Photo by sashafatcat/Flickr CC
Rick Wasmund is the Doc Brown of distilling: a rogue tinkerer, a mad scientist, the guy working in his basement on crazy inventions no one understands and no one expects to work. Until one day they do.
Wasmund is the owner, and just about the only employee, of the Copper Fox Distillery, a microscopic outfit nestled against the Shenandoah Mountains in Sperryville, Va. The operation was born from Wasmund's dream to create a Scotch-style whiskey in the States (Scotch has to come from Scotland to bear the name). Wasmund is not alone: A half-dozen craft distillers, mostly on the West Coast, are churning out malt whiskeys, and most are faithful versions of their Highland brethren.

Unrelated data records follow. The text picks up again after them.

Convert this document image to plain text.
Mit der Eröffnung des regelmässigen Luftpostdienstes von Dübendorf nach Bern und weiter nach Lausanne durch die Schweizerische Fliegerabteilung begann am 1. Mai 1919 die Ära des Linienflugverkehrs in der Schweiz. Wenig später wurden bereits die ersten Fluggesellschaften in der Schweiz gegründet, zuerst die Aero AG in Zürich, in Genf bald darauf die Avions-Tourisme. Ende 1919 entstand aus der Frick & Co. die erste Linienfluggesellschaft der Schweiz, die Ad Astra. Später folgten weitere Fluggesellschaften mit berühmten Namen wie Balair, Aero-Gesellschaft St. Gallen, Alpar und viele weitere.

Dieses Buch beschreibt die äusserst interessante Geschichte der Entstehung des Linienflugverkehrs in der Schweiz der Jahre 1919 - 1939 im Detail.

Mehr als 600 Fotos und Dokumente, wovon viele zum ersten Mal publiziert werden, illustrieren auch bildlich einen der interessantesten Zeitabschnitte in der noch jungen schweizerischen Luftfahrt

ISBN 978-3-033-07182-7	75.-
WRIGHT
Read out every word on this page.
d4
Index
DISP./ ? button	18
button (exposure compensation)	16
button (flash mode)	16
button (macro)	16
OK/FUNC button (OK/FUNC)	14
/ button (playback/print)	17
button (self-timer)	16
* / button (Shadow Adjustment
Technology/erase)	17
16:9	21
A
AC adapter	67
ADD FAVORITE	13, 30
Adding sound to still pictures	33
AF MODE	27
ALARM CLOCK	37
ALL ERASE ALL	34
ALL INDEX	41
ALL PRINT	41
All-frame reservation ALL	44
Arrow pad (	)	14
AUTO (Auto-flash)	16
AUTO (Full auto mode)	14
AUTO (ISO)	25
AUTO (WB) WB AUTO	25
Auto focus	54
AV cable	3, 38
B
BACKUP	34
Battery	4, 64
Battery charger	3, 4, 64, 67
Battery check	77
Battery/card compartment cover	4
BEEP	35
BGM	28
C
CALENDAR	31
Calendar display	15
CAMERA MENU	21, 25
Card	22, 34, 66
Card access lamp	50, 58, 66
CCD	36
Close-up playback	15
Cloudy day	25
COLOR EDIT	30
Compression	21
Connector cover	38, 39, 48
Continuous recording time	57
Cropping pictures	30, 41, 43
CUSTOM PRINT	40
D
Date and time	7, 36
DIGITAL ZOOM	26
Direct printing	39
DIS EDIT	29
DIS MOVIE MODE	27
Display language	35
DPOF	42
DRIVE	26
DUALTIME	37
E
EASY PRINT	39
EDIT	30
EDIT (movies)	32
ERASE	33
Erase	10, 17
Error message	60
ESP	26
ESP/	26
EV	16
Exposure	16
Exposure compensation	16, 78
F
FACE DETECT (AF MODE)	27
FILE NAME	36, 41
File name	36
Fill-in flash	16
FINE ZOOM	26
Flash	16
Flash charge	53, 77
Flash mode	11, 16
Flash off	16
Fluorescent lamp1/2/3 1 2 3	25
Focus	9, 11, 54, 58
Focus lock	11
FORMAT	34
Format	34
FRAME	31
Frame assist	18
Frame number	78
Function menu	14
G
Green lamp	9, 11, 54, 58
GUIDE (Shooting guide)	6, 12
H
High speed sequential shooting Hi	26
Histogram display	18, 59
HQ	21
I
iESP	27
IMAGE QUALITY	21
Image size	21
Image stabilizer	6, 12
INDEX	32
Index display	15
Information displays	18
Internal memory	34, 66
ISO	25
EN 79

But Wasmund didn't just want to recreate a style; he wanted to revolutionize it. Instead of aging the whiskey in barrels, letting the wood flavors seep into the liquor over years and years, Wasmund figured he could get unique results much more quickly--six months--by steeping a teabag of woodchips in the distillate, and that doing so would give him unique control over his whiskey's flavor profile.
Another key part of the Wasmund technique: It's all by hand, and all by him. Wasmund claims to be the only American distiller to roast his own barley, and he is the lead guy, often the only guy, working each step of the whiskey-making process (a few friends chip in, and he has an assistant). Unlike the big distillers, Wasmund doesn't age his whiskeys in a federally bonded warehouse; instead, he has to pay a bond on each barrel individually. In the long run that's more expensive, but the scale of operations he'd need in order to afford a bonded warehouse would mean removing him from much of the distilling action.